概要
『東京ブギウギ』は、1947年に発表された鈴木勝作詞、服部良一作曲によるポピュラー音楽。笠置シヅ子の歌唱によりヒットし、多くの歌手がカバーをした。
音楽は他にきゃりーぱみゅぱみゅ『きゃりーANAN』、米津玄師『地球儀』、米津玄師『Lemon』、RADWIMPS 『魔法鏡』、『アイドルソングのアイロニー キャンディーズ・森高・AKB48』などがある。
歌詞解説・考察
ブギウギ(boogie-woogie)とは何か
まずは曲名にある「ブギウギ」の意味からみていこう。
ブギウギはローマ字で表記するとboogie-woogieである。boogieは西アフリカの黒人英語の「踊る」を意味する「ボギ(bogi)」から派生したもの、woogieはブギを強調するための反復語でそれ自体に意味はない(サイト「世界の民謡・童謡」を参照しました)。ブギだけだと面白くないが、ブギウギとなるとリズムが生まれるので、「ウギ」の効果は絶大と言える。
そもそもブギウギはすでにダンスジャンルの一つになっている。国際ダンスコンテスも開催されているらしいので、世界で人気のあるダンスということになる(上記サイト参照)。
以上をふまえると曲名の「東京ブギウギ」は、「東京ダンス」あるいは「東京踊り」という意味になるだろう。

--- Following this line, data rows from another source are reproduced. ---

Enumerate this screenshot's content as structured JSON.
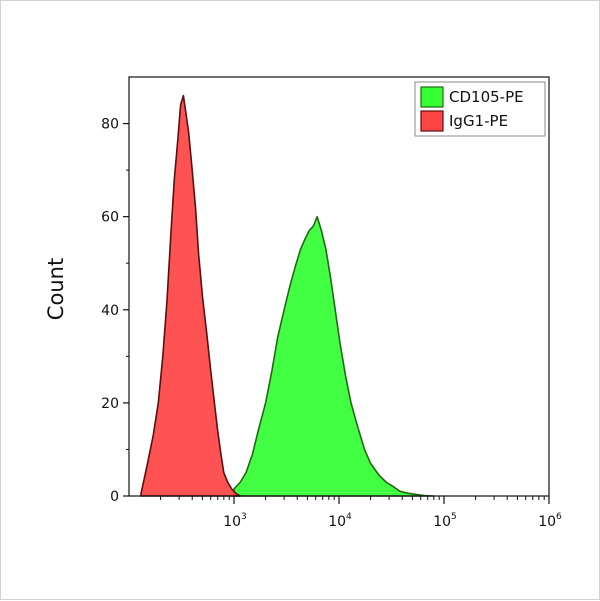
{
  "chart_data": {
    "type": "area",
    "title": "",
    "xlabel": "",
    "ylabel": "Count",
    "x_scale": "log",
    "xlim": [
      100,
      1000000
    ],
    "ylim": [
      0,
      90
    ],
    "x_ticks": [
      {
        "value": 1000,
        "base": "10",
        "exp": "3"
      },
      {
        "value": 10000,
        "base": "10",
        "exp": "4"
      },
      {
        "value": 100000,
        "base": "10",
        "exp": "5"
      },
      {
        "value": 1000000,
        "base": "10",
        "exp": "6"
      }
    ],
    "y_ticks": [
      0,
      20,
      40,
      60,
      80
    ],
    "grid": false,
    "legend": {
      "position": "top-right"
    },
    "series": [
      {
        "name": "CD105-PE",
        "color": "#33ff33",
        "edge_color": "#1f6b12",
        "x": [
          1000,
          1150,
          1300,
          1500,
          1700,
          2000,
          2300,
          2600,
          3000,
          3400,
          3800,
          4300,
          4700,
          5200,
          5700,
          6200,
          6800,
          7500,
          8300,
          9200,
          10200,
          11500,
          13000,
          15000,
          17500,
          20000,
          24000,
          28000,
          33000,
          38000,
          45000,
          55000,
          65000,
          80000
        ],
        "y": [
          1.5,
          3,
          5,
          9,
          14,
          20,
          27,
          34,
          40,
          45,
          49,
          53,
          55,
          57,
          58,
          60,
          57,
          53,
          47,
          40,
          33,
          26,
          20,
          15,
          10,
          7,
          4.5,
          3,
          2,
          1,
          0.6,
          0.3,
          0.1,
          0
        ]
      },
      {
        "name": "IgG1-PE",
        "color": "#ff4444",
        "edge_color": "#5a0f10",
        "x": [
          130,
          150,
          170,
          190,
          210,
          230,
          250,
          270,
          290,
          310,
          330,
          350,
          370,
          400,
          430,
          460,
          500,
          550,
          600,
          650,
          700,
          750,
          800,
          870,
          950,
          1050,
          1150
        ],
        "y": [
          0.5,
          7,
          13,
          20,
          30,
          42,
          56,
          68,
          76,
          84,
          86,
          82,
          78,
          70,
          62,
          52,
          43,
          35,
          27,
          20,
          14,
          9,
          5,
          3,
          1.5,
          0.5,
          0
        ]
      }
    ]
  }
}
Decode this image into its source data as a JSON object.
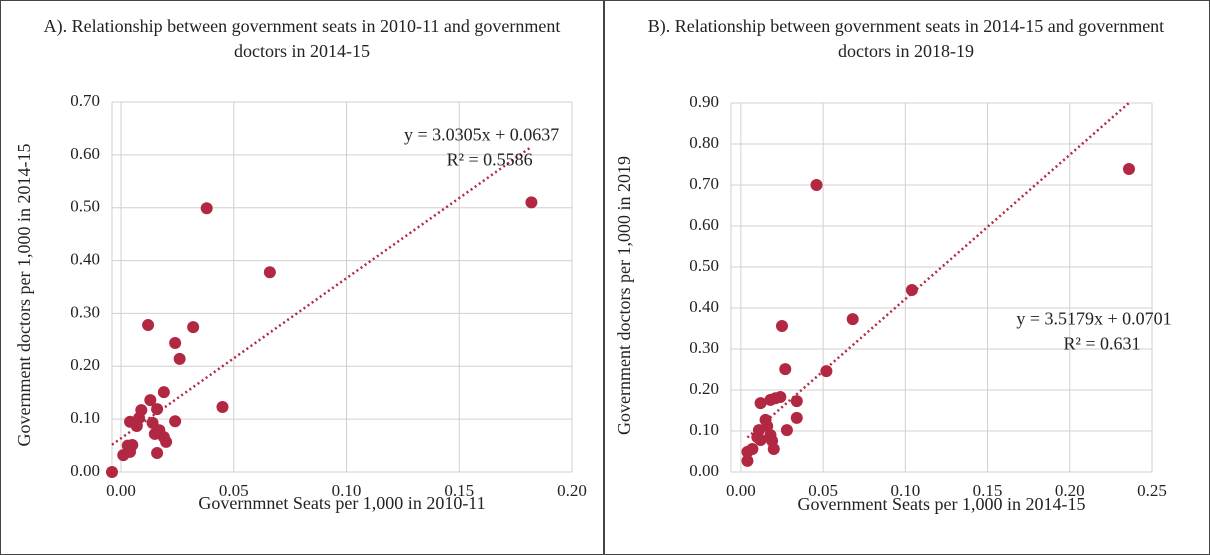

だがあえて後者の曲名にせず、一見すると意味が取りずらい「東京ブギウギ」を曲名としたことには、大きな意味があるように思われる。
この曲が発表された1947年、日本はアメリカの占領下にあった。終戦直後の1945年9月2日の降伏文書調印に始まり、1952年4月28日のサンフランシスコ平和条約発効に至る約7年間、日本はアメリカによって占領されていたのだ。そのような環境であるからこそ、「東京踊り」ではなく「東京ブギウギ」という曲名になったのだろう。
敗戦から復興、そして成長へ
「東京ブギウギ」はアメリカの占領下において復興を遂げようとする日本の心情を写しながら、かつ、日本人を鼓舞するという循環のなかにある。経済の成長が日本人に元気を与え、やる気が満ちるから経済が発展する。昨日より今日、今日より明日、明日は今日よりもずっと良くなる、という期待感があった高度経済成長を支える土壌がこのときすでに生まれようとしていた(あの時代の空気感は『クレヨンしんちゃん 嵐を呼ぶ モーレツ! オトナ帝国の逆襲』で描かれている)。おかげさまで底抜けに明るいこの曲は大ヒットを記録し、美空ひばりなど多くの歌手によりカバーされ、戦後復興期を代表する一曲となったのである。
東京ブギウギ リズムウキウキ ココロズキズキ ワクワク
ブギウギの四文字のリズムに合わせて連なるウキウキズキズキワクワクに続くのは、「海を渡り響くは 東京ブギウギ」という一節。ここで視野が一気に広がるのがわかるだろう。この曲は日本国内の復興という閉ざされたテーマに留まらない。ブギウギは「海を渡」るのである。
東京はこのとき二重の立場に置かれ始めていた。一つは地方に対する都会としての東京、もう一つは敗戦国である日本の首都としての東京。このとき東京は日本を世界に接続するという重要な役割をになっている。つまり「東京」という日本を代表する固有名と「ブギウギ」という世界へと繋がる固有名を合わせた「東京ブギウギ」には、国内と世界の両方を視野にいれた曲なのだ。
世紀のうた 心のうた 東京ブギウギ ヘイー
それどころかこの曲は「世紀のうた」でもある。復興を応援するだけでも、日本人を元気にさせようとするだけでもない、明るい曲調の裏にはこれから目指すべき姿がある。
ブギを踊れば 世界は一つ 同じリズムとメロディよ
戦勝国に追いつき追い越せば復興なのだろうか。先進国の仲間入りをしたら成功なのだろうか。そうではない。「東京ブギウギ」は復興に欠かせない大事な理念を謳っているのだ。